On y explique que le ministère de la Santé tente de colmater les brèches. Des subventions et des bourses sont mises en place pour inciter les jeunes qui sortent de l’armée à venir grossir les rangs des carabins. Mais cela n’est pas suffisant, et les mots de Kandel sont sans appel.
« Il s’agit du plus gros scandale dans le domaine de l’intégration des olim des pays occidentaux », tonne Kandel, ancien directeur de l’Agence juive française.
« Aujourd’hui l’équivalence est accordée aux dentistes, aux médecins, aux pharmaciens, aux internes en médecine, mais le ministère de la Santé considère que le diplôme français n’a pas fait ses preuves, » explique-t-il.

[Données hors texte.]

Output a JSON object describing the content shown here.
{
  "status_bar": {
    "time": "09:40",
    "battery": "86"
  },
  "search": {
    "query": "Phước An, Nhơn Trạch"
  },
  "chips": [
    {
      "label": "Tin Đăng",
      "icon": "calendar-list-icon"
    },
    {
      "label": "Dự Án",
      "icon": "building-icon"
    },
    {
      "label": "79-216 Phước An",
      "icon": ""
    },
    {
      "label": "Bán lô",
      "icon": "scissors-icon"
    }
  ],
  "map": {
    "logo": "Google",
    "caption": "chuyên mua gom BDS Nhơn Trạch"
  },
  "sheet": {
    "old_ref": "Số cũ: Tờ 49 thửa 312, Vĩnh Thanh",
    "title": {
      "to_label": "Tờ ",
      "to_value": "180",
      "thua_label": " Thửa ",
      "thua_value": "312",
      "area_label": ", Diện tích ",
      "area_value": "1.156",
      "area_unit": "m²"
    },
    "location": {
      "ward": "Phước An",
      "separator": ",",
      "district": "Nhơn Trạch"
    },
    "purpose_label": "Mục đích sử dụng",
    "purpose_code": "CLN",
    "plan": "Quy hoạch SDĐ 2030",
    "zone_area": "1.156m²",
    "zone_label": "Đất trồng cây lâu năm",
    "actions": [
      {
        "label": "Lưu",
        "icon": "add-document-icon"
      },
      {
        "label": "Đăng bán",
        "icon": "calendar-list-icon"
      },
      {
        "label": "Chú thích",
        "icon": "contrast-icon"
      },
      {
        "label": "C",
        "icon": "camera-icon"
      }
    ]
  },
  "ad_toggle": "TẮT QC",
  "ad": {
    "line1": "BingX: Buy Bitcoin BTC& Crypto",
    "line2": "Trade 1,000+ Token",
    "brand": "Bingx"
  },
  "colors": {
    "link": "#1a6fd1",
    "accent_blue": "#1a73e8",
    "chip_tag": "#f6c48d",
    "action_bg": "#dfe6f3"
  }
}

L’association Qualità a déjà recensé « au moins une centaine de cas d’infirmières françaises qui se trouvent déjà en Israël ou qui ont ouvert des dossiers d’alyah et qui ne peuvent exercer leur métier ici,” explique Ariel Kandel.
Selon Gvahim « la difficulté du processus cache sans doute un plus grand nombre de personnes qui ne nous contactent même pas ».
Comme pour les dentistes jusqu’en 2016, les infirmières françaises (et les sages-femmes, considérées comme des infirmières spécialisées) sont aujourd’hui contraintes de passer le même examen final que les étudiants en infirmerie, un examen qui recoupe tout le programme enseigné. Un examen théorique devant lequel 70 % des candidates françaises échouent, souligne Kandel.
« On demande à des infirmières qui ont parfois 30 ans de métier de revoir toute la théorie alors qu’elles ne maîtrisent pas encore la langue et doivent nourrir leur famille ».
Selon lui, le vice-ministre de la Santé Yaakov Litzman aurait des intentions favorables quant à la reconnaissance du diplome français, « mais l’infirmière en chef du ministère, Shoshi Goldberg, bloque la procédure, je ne sais pas pourquoi, c’est incompréhensible. Elle estime qu’il s’agit d’une question de santé publique, mais nous avons déjà tout vérifié. Et si les médecins d’un pays sont reconnus, pourquoi pas ses infirmières ? C’est illogique ».
Le diplôme français, ajoute-t-il, est reconnu dans le monde entier. « Nous avons comparé les syllabus français et israélien – les matières enseignées durant les études – et il s’est avéré qu’il est plus large en France qu’en Israël ». Il n’existe selon lui aucune raison de mettre en doute la compétence des infirmières françaises, au contraire.
Face à ce qu’il considère comme un abus de pouvoir, Ariel Kandel a déposé un rapport de 50 pages au ministère de la Santé pour plaider la cause des infirmières.
« Si cela ne bouge pas, nous porterons plainte, nous allons être obligés d’aller devant la justice ».